ELT (short for extract, load, and transform) is a slightly different approach to data integration than ETL. In the case of ELT, the data is first extracted from the source(s), loaded into the target database, and then transformed and integrated into the desired format. All the heavy data processing takes place inside the target database. The advantage of this approach is that in general, a database system is better suited for handling large workloads where hundreds of millions of records need to be integrated. Database systems are also usually optimized for I/O (throughput), which helps to process data faster, too.
There are pros and cons of what one may want to use (ETL/ELT). In order to benefit from an ELT approach, the ELT tool needs to know how to use the target database platform and the specific SQL dialect being used. This is the reason there aren’t a lot of ELT solutions on the market. Some detailed description on ETL Vs ELT could be found here.
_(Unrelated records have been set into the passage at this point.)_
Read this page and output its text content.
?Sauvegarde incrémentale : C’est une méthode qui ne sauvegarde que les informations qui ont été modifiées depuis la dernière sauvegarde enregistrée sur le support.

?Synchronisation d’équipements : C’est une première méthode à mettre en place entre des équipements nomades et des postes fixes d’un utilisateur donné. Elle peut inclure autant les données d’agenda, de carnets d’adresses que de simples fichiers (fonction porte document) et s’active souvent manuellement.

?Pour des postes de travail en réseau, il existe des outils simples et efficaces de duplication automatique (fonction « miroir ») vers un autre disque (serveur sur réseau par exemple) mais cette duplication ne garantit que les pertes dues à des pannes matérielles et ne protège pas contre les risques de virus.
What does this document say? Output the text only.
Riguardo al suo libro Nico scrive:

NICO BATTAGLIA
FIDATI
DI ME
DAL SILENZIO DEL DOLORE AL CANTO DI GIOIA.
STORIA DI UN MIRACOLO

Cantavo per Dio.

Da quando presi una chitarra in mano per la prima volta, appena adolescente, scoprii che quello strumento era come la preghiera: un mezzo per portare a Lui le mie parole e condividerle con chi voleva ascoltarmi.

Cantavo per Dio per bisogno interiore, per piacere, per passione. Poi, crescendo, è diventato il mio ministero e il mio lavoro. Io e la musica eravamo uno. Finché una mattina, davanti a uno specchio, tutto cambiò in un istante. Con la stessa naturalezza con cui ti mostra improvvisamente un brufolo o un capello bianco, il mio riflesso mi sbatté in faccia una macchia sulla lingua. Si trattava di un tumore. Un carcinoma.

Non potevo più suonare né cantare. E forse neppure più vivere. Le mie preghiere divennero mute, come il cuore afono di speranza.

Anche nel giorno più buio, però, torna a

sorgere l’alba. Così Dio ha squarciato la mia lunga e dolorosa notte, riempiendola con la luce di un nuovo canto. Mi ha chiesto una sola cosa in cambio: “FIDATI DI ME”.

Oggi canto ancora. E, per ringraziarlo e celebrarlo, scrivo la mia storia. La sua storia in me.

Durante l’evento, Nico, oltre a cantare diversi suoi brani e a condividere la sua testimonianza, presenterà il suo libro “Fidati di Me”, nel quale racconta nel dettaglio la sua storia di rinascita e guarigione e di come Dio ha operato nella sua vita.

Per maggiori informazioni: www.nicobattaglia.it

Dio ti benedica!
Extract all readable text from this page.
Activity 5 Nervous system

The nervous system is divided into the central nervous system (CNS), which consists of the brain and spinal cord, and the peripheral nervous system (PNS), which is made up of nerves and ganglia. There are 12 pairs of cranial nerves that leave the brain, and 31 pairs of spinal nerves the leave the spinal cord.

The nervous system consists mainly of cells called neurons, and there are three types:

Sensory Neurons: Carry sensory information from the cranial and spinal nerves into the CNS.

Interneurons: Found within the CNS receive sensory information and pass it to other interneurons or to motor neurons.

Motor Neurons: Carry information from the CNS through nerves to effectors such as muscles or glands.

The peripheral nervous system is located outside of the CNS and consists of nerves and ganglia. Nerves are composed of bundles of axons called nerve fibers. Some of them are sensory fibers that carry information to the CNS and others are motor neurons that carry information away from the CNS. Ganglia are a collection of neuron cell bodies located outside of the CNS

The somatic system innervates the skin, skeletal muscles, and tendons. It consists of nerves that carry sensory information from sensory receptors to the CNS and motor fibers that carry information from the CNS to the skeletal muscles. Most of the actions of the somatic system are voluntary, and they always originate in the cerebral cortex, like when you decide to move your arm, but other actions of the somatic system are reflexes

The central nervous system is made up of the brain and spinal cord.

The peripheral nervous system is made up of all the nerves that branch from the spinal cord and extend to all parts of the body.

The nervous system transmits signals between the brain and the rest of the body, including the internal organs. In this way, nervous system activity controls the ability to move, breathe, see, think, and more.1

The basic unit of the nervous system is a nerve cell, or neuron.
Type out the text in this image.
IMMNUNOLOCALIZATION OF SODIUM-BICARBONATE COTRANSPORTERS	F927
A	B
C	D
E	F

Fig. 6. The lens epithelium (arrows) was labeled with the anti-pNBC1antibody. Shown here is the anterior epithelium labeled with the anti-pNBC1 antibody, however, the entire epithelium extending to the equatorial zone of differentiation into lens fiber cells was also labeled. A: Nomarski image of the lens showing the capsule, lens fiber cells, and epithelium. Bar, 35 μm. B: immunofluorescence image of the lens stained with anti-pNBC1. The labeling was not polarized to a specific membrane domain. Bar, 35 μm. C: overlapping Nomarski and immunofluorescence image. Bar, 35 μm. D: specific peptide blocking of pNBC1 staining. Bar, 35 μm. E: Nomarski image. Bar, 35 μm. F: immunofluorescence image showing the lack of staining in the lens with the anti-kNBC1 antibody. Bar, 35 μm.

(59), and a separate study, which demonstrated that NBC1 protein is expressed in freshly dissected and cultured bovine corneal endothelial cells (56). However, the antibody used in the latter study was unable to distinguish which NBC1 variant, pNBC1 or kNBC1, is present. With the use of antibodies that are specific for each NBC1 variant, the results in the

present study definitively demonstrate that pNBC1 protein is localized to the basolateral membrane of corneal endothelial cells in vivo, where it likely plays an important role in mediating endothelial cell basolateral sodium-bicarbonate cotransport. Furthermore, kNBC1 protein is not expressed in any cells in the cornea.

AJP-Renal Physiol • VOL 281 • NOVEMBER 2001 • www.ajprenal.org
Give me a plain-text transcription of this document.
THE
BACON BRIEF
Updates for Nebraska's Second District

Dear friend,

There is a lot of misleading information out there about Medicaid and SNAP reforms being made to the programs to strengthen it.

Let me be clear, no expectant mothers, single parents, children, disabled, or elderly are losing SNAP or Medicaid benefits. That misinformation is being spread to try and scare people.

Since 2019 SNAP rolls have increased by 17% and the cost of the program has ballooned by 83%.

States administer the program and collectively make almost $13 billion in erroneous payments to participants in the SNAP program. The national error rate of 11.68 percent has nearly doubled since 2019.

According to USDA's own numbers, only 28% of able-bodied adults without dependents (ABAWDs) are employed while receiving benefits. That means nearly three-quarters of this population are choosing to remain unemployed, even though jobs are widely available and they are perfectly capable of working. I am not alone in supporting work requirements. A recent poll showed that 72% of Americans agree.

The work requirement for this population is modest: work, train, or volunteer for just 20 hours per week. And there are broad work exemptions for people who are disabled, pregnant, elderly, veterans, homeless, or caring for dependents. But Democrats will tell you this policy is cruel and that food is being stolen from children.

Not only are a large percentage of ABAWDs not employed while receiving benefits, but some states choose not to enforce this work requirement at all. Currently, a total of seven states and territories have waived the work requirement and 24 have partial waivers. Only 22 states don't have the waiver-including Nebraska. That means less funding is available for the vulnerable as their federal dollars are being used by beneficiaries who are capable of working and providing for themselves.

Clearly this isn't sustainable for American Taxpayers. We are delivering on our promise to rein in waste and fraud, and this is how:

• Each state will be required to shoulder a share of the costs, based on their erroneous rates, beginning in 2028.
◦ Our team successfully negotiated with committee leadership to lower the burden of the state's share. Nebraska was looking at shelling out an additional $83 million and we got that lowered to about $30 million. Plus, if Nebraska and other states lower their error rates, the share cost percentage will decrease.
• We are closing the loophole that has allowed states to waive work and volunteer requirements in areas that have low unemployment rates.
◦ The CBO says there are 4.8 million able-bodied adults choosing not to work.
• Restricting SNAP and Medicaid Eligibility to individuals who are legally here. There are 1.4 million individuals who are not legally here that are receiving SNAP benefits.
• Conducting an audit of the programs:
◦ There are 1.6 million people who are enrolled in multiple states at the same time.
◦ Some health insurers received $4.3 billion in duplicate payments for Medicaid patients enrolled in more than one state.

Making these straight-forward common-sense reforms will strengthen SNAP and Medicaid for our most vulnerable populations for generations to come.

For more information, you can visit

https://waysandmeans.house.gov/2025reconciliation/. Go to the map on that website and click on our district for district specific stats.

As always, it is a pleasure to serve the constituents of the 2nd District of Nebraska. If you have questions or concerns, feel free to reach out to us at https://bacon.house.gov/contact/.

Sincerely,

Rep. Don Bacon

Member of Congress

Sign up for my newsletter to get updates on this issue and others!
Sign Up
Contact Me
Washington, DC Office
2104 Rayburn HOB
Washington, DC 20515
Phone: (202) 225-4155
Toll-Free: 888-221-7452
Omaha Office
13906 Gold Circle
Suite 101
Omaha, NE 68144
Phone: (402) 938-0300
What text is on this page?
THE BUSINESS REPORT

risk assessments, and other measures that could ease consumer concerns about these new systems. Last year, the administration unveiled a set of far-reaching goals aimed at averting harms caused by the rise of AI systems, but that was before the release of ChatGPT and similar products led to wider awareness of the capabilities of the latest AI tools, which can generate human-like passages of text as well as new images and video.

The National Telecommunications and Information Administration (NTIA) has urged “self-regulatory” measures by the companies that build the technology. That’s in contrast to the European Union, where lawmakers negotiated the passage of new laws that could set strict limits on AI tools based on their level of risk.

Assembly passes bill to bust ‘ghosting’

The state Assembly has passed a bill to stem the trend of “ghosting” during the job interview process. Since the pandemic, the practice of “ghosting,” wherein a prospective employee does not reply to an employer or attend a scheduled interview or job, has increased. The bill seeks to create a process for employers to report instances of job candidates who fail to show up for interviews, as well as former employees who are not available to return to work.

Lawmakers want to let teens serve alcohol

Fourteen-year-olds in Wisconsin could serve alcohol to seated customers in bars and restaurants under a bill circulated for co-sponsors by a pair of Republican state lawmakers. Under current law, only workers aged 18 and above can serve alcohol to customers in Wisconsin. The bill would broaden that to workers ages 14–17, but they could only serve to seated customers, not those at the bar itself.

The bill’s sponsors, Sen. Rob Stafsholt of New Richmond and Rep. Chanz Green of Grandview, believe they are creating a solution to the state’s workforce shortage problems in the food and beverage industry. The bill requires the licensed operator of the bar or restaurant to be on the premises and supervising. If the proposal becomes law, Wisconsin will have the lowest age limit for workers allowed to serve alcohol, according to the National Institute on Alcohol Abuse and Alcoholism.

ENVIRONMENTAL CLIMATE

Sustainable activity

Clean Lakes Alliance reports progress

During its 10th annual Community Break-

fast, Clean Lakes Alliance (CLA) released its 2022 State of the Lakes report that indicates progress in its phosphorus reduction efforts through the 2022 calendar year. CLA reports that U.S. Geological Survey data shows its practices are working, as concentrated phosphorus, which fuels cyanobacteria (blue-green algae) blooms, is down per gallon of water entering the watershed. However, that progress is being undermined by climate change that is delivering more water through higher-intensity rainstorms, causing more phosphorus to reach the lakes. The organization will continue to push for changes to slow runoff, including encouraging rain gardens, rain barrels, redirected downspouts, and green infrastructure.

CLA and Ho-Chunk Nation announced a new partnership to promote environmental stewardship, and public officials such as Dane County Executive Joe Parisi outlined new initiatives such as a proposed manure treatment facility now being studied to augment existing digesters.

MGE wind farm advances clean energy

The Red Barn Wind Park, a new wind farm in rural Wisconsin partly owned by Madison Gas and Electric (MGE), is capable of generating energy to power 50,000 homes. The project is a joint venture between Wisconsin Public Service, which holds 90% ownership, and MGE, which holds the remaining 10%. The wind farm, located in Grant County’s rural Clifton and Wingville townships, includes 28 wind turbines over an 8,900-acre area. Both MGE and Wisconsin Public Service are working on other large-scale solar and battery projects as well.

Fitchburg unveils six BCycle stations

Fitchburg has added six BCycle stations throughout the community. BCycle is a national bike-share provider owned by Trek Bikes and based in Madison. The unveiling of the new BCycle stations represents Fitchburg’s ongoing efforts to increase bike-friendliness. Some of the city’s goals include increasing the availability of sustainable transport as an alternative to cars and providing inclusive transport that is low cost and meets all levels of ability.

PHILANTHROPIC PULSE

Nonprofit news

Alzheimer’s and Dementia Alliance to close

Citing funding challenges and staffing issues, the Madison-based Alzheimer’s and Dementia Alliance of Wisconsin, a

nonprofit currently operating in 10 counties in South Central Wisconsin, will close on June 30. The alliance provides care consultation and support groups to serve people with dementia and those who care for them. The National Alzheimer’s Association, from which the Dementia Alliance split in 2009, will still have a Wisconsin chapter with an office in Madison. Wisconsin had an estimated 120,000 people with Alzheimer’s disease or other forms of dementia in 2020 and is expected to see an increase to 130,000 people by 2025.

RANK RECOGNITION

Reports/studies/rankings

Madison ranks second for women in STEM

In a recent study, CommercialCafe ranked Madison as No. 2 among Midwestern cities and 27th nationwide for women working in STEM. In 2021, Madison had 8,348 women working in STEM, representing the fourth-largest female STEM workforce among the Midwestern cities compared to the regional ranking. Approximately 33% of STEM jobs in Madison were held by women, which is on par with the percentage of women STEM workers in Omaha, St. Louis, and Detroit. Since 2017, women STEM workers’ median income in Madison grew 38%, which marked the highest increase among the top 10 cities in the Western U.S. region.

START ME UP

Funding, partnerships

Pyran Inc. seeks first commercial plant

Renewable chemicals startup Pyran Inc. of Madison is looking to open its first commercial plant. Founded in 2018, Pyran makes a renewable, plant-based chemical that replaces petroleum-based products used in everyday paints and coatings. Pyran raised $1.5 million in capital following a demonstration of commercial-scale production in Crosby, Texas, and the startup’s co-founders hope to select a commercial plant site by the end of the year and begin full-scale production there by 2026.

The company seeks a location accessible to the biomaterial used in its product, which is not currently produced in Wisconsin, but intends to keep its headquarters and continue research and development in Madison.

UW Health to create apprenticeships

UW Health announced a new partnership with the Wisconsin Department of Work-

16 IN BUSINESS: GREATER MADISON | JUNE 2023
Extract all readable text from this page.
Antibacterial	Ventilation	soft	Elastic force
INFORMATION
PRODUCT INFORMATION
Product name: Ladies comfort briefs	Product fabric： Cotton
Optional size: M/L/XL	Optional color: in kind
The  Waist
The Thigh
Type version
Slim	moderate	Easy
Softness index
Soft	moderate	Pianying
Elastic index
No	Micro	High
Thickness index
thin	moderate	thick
Pushing heavy transformations down to the database creates significant costs and complexity. Simply joining heterogeneous data sources using SQL requires building costly database staging areas. SQL jobs to move data to target has one or more of these challenges:
- Relatively high elapsed processing times
- Very complex scripts, including multiple merge, joins, cursors and unions
- High impact on resource utilization, including CPU, memory and storage
- Unstable or error-prone code
Both ETL and ELT move or copy data physically to another data store, (Say from the OLTP to the data warehouse system). In some cases, however, there is no need to move or copy data. In fact, most users don’t even care whether there is an ETL process and a data warehouse complemented with data marts: They just want access to their data – quickly and easily.
So instead of physically integrating data, it is virtually integrated, making the data accessible in real time when it is needed. This is called enterprise information integration, or EII; other terms such as data federation and data virtualization are used as well and have the same meaning. The main advantage of this approach is, of course, the fact that data is always up-to-date. Another advantage is that there is no extra storage layer and no extra data duplication. Some data warehouse environments copy the same data three or four times: once in a staging area, the data warehouse itself, and finally the data marts. By using virtual data integration techniques, the data is accessible for an end user as if it were a data mart, but in reality the EII tool takes care of all the translations and transformations in the background.
Sounds like a win-win case? But it will be challenging to manage large volumes of cleansed, current data using a virtual approach. More over ETL tools like Information Server can be used for EII. In one of my previous blog on Dynamic Warehousing I gave some description on it.